Yes. I’m not sure if it’s a cost issue, but certainly that seems like a habit we have to change.

I’m intrigued by these tools. Are you saying that I can get a geriatric assessment tool come online, and I just, or I get it on a keystick that comes into my computer, and I see somebody who I’m a little bit concerned about and I’ve not got the skills of a geriatrician, or the experience that I can actually… they can talk me through that?

Right. So we’re working on tools…

Who are ‘we’?

In the United States in our co-operative groups, and we have a consortium of ageing research. And our leader is Dr Arti Hurria who’s been at these meetings. And what we’ve done is we’ve developed… in the United States we have a dramatic shortage of geriatricians, and we’re not going to fix it very quickly.

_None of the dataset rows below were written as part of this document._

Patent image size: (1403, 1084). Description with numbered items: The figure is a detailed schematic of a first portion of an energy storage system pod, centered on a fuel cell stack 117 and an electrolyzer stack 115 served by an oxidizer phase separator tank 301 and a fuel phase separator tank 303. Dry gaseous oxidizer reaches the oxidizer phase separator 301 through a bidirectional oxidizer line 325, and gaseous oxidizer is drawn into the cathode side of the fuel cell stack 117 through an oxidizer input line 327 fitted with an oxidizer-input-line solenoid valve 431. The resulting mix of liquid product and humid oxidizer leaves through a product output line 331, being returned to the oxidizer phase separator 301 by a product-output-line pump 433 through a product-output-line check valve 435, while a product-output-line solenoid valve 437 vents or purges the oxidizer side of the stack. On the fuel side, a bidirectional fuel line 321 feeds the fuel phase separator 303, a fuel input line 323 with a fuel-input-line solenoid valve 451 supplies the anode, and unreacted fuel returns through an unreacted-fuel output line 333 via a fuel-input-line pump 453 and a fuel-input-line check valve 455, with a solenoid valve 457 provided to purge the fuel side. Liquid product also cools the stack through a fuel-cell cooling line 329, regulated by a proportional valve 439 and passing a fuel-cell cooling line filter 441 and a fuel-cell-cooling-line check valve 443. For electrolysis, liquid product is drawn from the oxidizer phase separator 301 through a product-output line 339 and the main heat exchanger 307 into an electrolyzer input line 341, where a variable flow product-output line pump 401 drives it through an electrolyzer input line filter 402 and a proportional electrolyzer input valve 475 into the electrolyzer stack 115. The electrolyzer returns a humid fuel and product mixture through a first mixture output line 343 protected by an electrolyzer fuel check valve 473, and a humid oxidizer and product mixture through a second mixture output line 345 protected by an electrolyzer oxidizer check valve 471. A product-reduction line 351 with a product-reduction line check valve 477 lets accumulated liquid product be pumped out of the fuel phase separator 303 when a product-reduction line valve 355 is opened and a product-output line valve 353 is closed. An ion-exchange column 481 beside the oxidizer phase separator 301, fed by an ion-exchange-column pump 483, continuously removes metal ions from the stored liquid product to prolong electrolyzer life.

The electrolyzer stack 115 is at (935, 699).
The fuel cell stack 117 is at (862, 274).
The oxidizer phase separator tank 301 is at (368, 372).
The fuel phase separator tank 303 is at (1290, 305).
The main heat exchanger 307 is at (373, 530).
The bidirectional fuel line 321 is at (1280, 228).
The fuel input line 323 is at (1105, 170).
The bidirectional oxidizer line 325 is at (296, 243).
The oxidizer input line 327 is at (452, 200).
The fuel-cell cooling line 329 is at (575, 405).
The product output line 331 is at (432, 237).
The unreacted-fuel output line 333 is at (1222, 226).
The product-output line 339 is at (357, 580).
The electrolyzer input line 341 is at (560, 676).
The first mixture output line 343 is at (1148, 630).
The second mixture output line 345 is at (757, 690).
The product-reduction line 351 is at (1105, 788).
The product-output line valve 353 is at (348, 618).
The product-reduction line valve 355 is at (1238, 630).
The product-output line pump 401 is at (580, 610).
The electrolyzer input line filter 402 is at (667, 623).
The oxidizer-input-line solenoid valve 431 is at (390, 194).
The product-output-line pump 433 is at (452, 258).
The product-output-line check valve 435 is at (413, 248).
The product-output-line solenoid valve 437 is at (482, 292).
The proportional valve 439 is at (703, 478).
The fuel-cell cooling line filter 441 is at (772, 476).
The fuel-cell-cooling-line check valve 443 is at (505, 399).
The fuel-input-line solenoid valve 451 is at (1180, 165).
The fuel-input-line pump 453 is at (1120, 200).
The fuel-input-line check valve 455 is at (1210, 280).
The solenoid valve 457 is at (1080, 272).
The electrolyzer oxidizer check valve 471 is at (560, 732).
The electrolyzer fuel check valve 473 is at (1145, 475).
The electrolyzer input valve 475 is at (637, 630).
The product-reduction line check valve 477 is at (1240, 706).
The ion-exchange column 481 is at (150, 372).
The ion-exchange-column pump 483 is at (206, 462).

And so how do you work in your office to figure this out? So we’ve developed the mini geriatric assessment that takes about 30 minutes. It’s mostly self-administered to the patient. Many can do it, it includes some professional time, like what we call a ‘get up and go’ test, walking three metres and coming back. It includes cognitive function, which is very important and just a few other measures. So it may take a professional ten minutes’ time at most - a nurse, a physician perhaps, someone in the office. And then it includes all scales, domains, activities of daily living – can you dress yourself, can you use the telephone, can you pay your bills, have you fallen, have you lost weight? All the things that we know are important that a lot of physicians never think of asking, it’s not in the history. The social history is do you smoke or drink; we really want to know who you live with, can you pay your bills, does your daughter have to come and drive you to the doctor all the time, or do you do it? And so these scales now, a lot of them we have on scannable forms and we’re trying to develop them on the web. So you could be sitting in your office, you get scores, and it will tell you this person can’t even dress herself or has bad cognitive function and ideally refer you to a social worker, perhaps a Board-certified geriatrician, to look at all the issues. So we’re hoping to get this online shortly, either through ASCO or our own website that we have for our research group and we think it will be very helpful. It has to be real time.

We can’t have this on ecancer.tv?

You might be able to do this on ecancer.tv.

35,000 oncologists each month are coming in.

Absolutely, absolutely.

So this is exactly the sort of thing I think we should be doing.

My view is it should be public domain. These scales are all public domain, like the, what’s called, Activities of Daily Living. It’s 30 years old. it works. And if you have someone who can’t walk a block to buy their groceries or can’t dress themselves or eat, considering them for intensive chemotherapy is probably not a reasonable option.